Un autre outil en métal lié au commerce et au manioc est signalé dans les archives : la râpe à manioc, dont l’introduction par les Hollandais se situe avant le milieu du XVIIe siècle, qui va remplacer la râpe traditionnelle (en pierre ou en bois pourvue de petits éclats de pierres). Ces râpes à manioc sont décrites par le néerlandais Jan Jacob Hartsinck en 1770 :

« [Les râpes] qui sont utilisées pour cela sont en cuivre, 15 à 18 pouces de longueur, et 10 à 12 pouces de large, [étant] clouées sur une planche de 3 pieds et demi de long et un pied de large au milieu. »
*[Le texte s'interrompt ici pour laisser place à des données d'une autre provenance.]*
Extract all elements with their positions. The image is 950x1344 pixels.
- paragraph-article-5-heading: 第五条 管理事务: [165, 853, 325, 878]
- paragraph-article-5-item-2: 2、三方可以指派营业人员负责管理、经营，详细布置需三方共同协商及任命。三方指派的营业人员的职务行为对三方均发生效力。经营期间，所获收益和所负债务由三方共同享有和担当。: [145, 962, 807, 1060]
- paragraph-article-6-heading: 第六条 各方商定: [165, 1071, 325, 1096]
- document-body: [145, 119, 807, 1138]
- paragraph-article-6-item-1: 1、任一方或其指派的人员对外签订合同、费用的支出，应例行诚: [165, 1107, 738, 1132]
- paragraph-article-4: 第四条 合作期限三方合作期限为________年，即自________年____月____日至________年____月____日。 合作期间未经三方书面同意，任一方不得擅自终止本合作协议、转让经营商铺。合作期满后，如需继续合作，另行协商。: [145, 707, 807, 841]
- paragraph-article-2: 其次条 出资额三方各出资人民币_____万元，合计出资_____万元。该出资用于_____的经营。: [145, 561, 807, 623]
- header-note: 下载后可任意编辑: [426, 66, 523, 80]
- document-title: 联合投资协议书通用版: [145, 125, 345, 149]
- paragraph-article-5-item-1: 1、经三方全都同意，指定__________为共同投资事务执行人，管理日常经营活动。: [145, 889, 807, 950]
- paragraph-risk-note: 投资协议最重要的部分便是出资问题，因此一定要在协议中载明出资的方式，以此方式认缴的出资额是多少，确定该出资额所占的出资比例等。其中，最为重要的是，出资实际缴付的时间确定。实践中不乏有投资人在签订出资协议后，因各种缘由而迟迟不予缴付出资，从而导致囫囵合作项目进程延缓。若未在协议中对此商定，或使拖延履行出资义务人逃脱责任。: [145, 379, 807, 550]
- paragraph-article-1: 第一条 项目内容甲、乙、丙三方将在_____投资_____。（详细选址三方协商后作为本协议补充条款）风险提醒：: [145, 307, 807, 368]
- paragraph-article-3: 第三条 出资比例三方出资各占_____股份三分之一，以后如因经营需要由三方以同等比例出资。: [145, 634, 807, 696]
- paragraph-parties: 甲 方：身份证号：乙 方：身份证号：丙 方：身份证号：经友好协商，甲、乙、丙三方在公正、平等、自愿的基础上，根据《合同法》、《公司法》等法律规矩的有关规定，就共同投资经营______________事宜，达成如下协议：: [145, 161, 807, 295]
Plutôt sédentaires que nomades

Les différents contacts avec les Européens ont bouleversé la vie quotidienne des populations amérindiennes et provoqué des changements dans leur mode de vie. Les outils traditionnels sont ainsi remplacés progressivement par leurs équivalents européens. Les conquêtes territoriales des colons, les missions religieuses ou réductions, les maladies mais aussi les raids lancés sur les villages amérindiens, font que certaines populations quittent le littoral pour se replier vers l’intérieur en adoptant une vie de nomade. Au contraire de la culture du maïs, plus dépendante des soins de l’homme, il semble que la culture d’une plante à bouture, comme le manioc, ait alors été plus appropriée aux nouveaux modes de vie de populations itinérantes.

Dans les documents historiques le maïs (Zea mays) est souvent nommé le Blé d’Inde ou, selon le nom espagnol, mil ou millet. En langue caraïbe on trouve aoüaβi (Biet 1664), aüossy (Boyer du Petit-Puy 1654), aoussi (Brûletout de Préfontaine 1763) et awasi (Ahlbrinck 1931). Notons également que la farine de manioc ou couac n’est pas du tout mentionnée dans ces sources et qu’elle fait sont apparition plutôt au XVIIIe  siècle, lors de l’arrivée des Amérindiens refugiés du Brésil.

Texte de M. van den Bel (INRAP) et J. Pagan Jimenez (Université de Leiden).